According to David Dunning and Justin Kruger, I may be on to something:
People who do things badly, Dr. Dunning has found in studies conducted with a graduate student, Justin Kruger, are usually supremely confident of their abilities — more confident, in fact, than people who do things well.
Unlike their unskilled counterparts, the most able subjects in the study, Dr. Kruger and Dr. Dunning found, were likely tounderestimate their own competence.
In other words, the incompetent don’t realize how incompetent they are. And possibly even more importantly, they don’t realize how competent everyone else is. This seems to explain why they seem to be so unwilling to listen to others’ ideas.
This serves as a reminder of two things:
- When you disagree with someone, make sure to spend a bit of time thinking about their point of view. This is common sense, but we all need to be reminded of this sometime.

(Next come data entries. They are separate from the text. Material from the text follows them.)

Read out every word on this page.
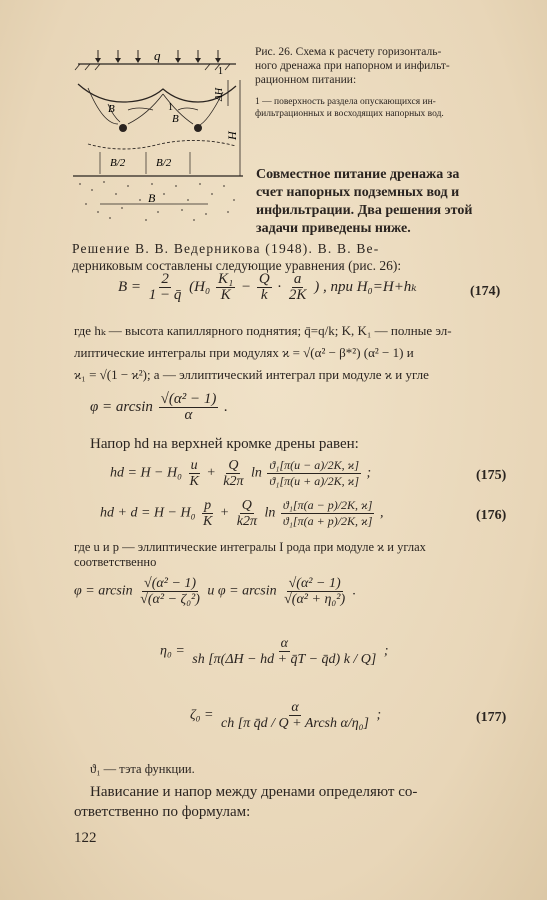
q
ΔH
H
B	1
B
1
B/2	B/2
B
Рис. 26. Схема к расчету горизонталь-
ного дренажа при напорном и инфильт-
рационном питании:
1 — поверхность раздела опускающихся ин-
фильтрационных и восходящих напорных вод.
Совместное питание дренажа за
счет напорных подземных вод и
инфильтрации. Два решения этой
задачи приведены ниже.
Решение В. В. Ведерникова (1948). В. В. Ве-
дерниковым составлены следующие уравнения (рис. 26):
$B = \frac{2}{1 - q̄} (H_0 \frac{\text{K₁}}{K} - \frac{Q}{k} \cdot \frac{a}{2K}$ ) , при H₀=H+hₖ	(174)
где hₖ — высота капиллярного поднятия; q̄=q/k; K, K₁ — полные эл-
липтические интегралы при модулях ϰ = √(α² − β*²) (α² − 1) и
ϰ₁ = √(1 − ϰ²); a — эллиптический интеграл при модуле ϰ и угле
$\varphi = \arcsin \frac{\text{√(α² − 1)}}{\alpha}$ .
Напор hd на верхней кромке дрены равен:
hd = $H - H_0 \frac{u}{K} + \frac{Q}{k2\pi}$ $\ln \frac{\text{ϑ₁[π(u − a)/2K, ϰ]}}{\text{ϑ₁[π(u + a)/2K, ϰ]}}$ ;	(175)
hd + $d = H - H_0 \frac{p}{K} + \frac{Q}{k2\pi}$ $\ln \frac{\text{ϑ₁[π(a − p)/2K, ϰ]}}{\text{ϑ₁[π(a + p)/2K, ϰ]}}$ ,	(176)
где u и p — эллиптические интегралы I рода при модуле ϰ и углах
соответственно
$\varphi = \arcsin \frac{\text{√(α² − 1)}}{\text{√(α² − ζ₀²)}}$ и $\varphi = \arcsin \frac{\text{√(α² − 1)}}{\text{√(α² + η₀²)}}$ .
$\eta_0 = \frac{\alpha}{sh [\pi(\Delta H - hd + q̄T - q̄d) k / Q]}$ ;
$\zeta_0 = \frac{\alpha}{\text{ch [π q̄d / Q + Arcsh α/η₀]}}$ ;	(177)
ϑ₁ — тэта функции.
Нависание и напор между дренами определяют со-
ответственно по формулам:
122
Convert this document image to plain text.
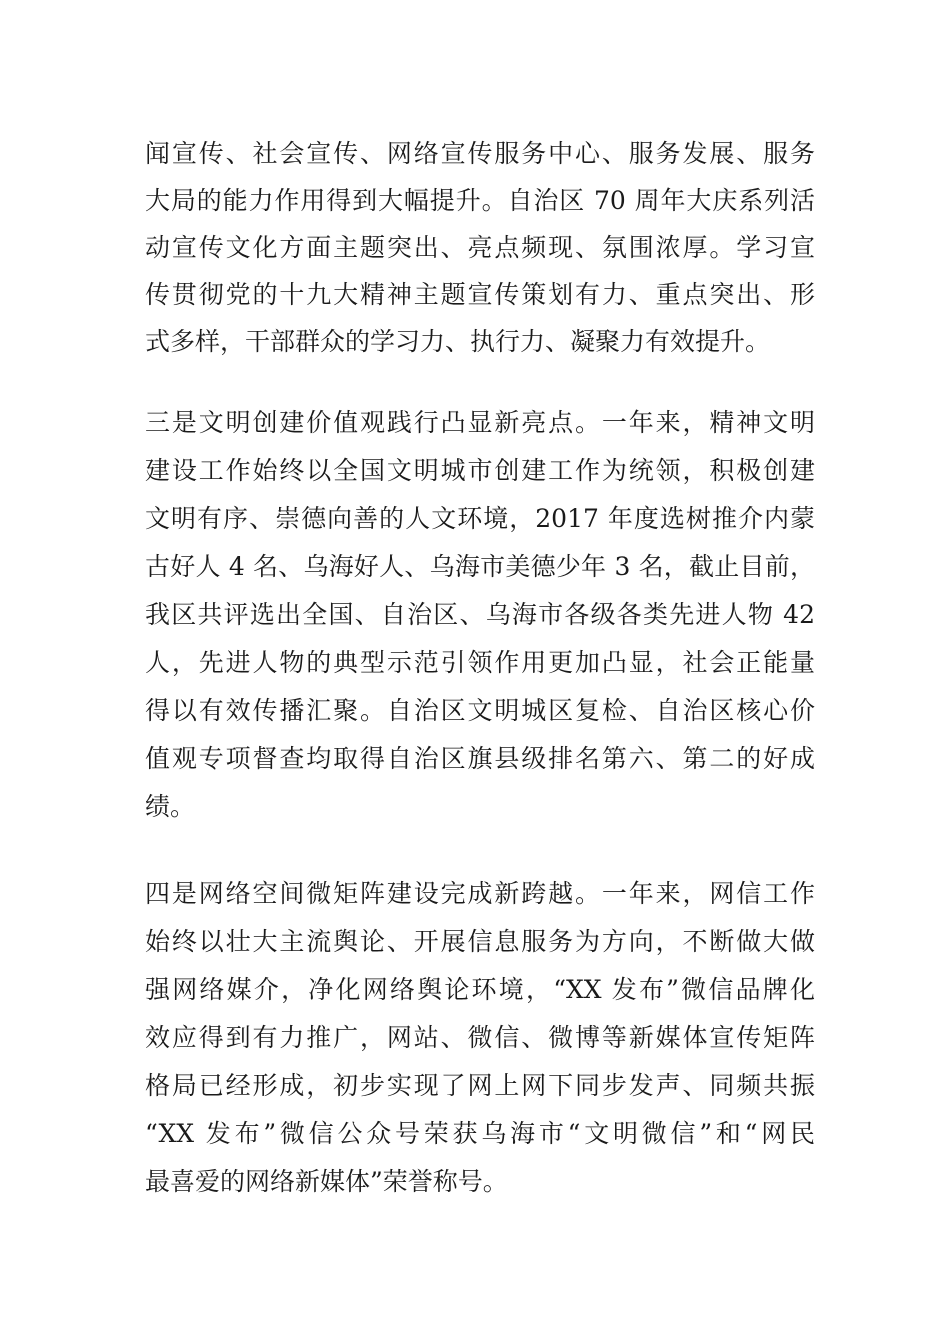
闻宣传、社会宣传、网络宣传服务中心、服务发展、服务
大局的能力作用得到大幅提升。自治区 70 周年大庆系列活
动宣传文化方面主题突出、亮点频现、氛围浓厚。学习宣
传贯彻党的十九大精神主题宣传策划有力、重点突出、形
式多样，干部群众的学习力、执行力、凝聚力有效提升。
三是文明创建价值观践行凸显新亮点。一年来，精神文明
建设工作始终以全国文明城市创建工作为统领，积极创建
文明有序、崇德向善的人文环境，2017 年度选树推介内蒙
古好人 4 名、乌海好人、乌海市美德少年 3 名，截止目前，
我区共评选出全国、自治区、乌海市各级各类先进人物 42
人，先进人物的典型示范引领作用更加凸显，社会正能量
得以有效传播汇聚。自治区文明城区复检、自治区核心价
值观专项督查均取得自治区旗县级排名第六、第二的好成
绩。
四是网络空间微矩阵建设完成新跨越。一年来，网信工作
始终以壮大主流舆论、开展信息服务为方向，不断做大做
强网络媒介，净化网络舆论环境，“XX 发布”微信品牌化
效应得到有力推广，网站、微信、微博等新媒体宣传矩阵
格局已经形成，初步实现了网上网下同步发声、同频共振
“XX 发布”微信公众号荣获乌海市“文明微信”和“网民
最喜爱的网络新媒体”荣誉称号。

- Next time you find yourself worrying about how poor a job you did on that one class/method/module/entire program, remember to tell yourself that the simple fact that you’re feeling this way is a good sign.
As it turns out, there is a solution for the overconfident but poor programmer. Unfortunately, it’s not an easy one: you have to make them into non-poor programmers. After all, if they can’t become better programmers, why do you employ them in the first place?